The permanent membership of the clan longhouse is the women, since the men leave their own clan longhouse to go live with their wife’s clan. The core of the clan is the women’s community: your sisters, mothers, and daughters are the permanent members of the Wolf Clan longhouse. The internal leaders of the Clan are Elder women called Clan Mothers, who are also in charge of choosing and overseeing the male chiefs who represent the clan’s external leadership. The Clan Mothers all know the males of their clan since birth and have a good idea of who has leadership capabilities.

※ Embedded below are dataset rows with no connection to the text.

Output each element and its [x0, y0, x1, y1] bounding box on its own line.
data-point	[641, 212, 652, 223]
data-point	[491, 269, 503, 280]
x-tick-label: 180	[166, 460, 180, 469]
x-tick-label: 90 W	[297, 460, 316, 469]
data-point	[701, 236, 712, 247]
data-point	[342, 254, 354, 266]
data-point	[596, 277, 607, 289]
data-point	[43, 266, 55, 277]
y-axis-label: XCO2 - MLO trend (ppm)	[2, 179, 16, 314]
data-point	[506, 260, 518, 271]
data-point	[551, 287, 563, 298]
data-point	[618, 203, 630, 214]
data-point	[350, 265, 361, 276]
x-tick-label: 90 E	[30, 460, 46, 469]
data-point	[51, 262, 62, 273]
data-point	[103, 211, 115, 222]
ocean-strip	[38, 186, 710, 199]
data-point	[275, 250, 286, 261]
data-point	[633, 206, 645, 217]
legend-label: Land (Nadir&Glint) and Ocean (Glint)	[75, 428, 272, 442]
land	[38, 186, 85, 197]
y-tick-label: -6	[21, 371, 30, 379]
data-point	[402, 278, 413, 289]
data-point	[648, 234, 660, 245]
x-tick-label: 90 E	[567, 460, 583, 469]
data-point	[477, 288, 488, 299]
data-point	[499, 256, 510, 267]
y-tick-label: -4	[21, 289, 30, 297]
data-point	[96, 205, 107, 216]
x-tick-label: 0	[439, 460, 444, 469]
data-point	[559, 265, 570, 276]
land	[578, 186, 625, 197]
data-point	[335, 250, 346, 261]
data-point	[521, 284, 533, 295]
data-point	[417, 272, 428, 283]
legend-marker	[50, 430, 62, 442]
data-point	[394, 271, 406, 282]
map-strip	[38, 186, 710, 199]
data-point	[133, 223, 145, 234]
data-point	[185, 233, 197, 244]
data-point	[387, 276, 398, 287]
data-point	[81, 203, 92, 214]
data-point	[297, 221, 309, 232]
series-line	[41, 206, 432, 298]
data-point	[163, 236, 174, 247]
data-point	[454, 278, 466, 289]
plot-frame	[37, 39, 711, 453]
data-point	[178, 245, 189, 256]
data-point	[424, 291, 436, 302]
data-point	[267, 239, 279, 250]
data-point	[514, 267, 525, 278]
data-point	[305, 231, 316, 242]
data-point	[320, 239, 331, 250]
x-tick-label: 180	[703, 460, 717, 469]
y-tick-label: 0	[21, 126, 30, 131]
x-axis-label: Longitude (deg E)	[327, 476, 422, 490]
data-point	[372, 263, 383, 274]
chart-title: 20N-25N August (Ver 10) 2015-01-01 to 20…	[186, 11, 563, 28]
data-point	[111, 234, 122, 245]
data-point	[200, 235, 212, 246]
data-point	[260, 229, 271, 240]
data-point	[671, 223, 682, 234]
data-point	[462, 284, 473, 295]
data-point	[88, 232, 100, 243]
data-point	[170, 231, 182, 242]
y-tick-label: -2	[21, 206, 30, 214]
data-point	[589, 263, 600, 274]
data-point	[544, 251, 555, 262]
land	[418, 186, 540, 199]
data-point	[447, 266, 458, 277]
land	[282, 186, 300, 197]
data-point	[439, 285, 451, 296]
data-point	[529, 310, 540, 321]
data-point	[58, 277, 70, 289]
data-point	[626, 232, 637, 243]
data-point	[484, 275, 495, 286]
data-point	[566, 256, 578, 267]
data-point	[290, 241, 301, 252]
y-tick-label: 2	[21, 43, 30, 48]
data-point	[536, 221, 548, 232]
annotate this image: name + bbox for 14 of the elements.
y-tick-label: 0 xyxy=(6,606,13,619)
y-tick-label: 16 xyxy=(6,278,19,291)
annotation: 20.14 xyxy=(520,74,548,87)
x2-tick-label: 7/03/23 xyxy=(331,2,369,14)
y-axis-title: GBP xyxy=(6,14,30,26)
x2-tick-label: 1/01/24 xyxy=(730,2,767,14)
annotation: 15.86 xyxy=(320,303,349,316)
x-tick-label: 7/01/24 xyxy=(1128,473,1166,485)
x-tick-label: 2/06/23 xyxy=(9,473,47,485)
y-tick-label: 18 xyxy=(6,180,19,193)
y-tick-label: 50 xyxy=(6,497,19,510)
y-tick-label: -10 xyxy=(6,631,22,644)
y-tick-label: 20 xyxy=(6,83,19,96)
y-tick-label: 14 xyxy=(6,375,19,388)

But even if you are living in the Bear Clan house with your wife and children, you are not really involved in raising the children whom you father. They aren’t actually considered “your” children; they are the children of the Bear Clan, your wife’s clan. The children of you and your wife inherit her clan membership, which is Bear Clan, and Bear Clan children are raised by Bear Clan women and men – in other words, your wife and her brothers, who are Bear Clan men. You, on the other hand, might be called back to the Wolf Clan house to help raise the children of your own clan, especially your sister’s children. (Even though all the Wolf Clan members are your siblings, your actual sisters are your closest siblings.)
So you likely end up dividing your time between the Wolf Clan longhouse and the Bear Clan longhouse of your wife and children, and the Men’s House, where men of your clan could hang out together and be buds.
As can be guessed, in this system divorce is very easy, and has no real consequences in terms of disturbing the stability of the family or the raising of children. It is also possible (though not common) for a man to have more than one wife as long as both wives are of the same clan and live in the same clan longhouse. The matrilineal Clan system easily accommodates both polygamy (if there is a shortage of men) and serial monogamy, and marital fidelity is stressed because of practical problems of jealousy and human relations. But marital fidelity (for women) is not the critical issue that it is in civilized society in which paternity must be positively sure because children inherit property and social status. Since clan membership goes through the mother, there is simply no reason to be concerned about the paternity of a child, and therefore there is no reason to treat women as property or try to control their sexuality, or worry about silly things like virginity.
The quality of the relationship between a husband and wife is a private matter for them to work out together – it is not the tribe’s concern, because nothing really depends on whether marriages stay together or not (in contrast to modern society, where the family falls apart if the marriage falls apart).
This model has shown itself to be very stable and successful (until outside forces started acting up it). But it depends above all on a strong women’ community – solidarity and cooperation among the women, and strong women elders.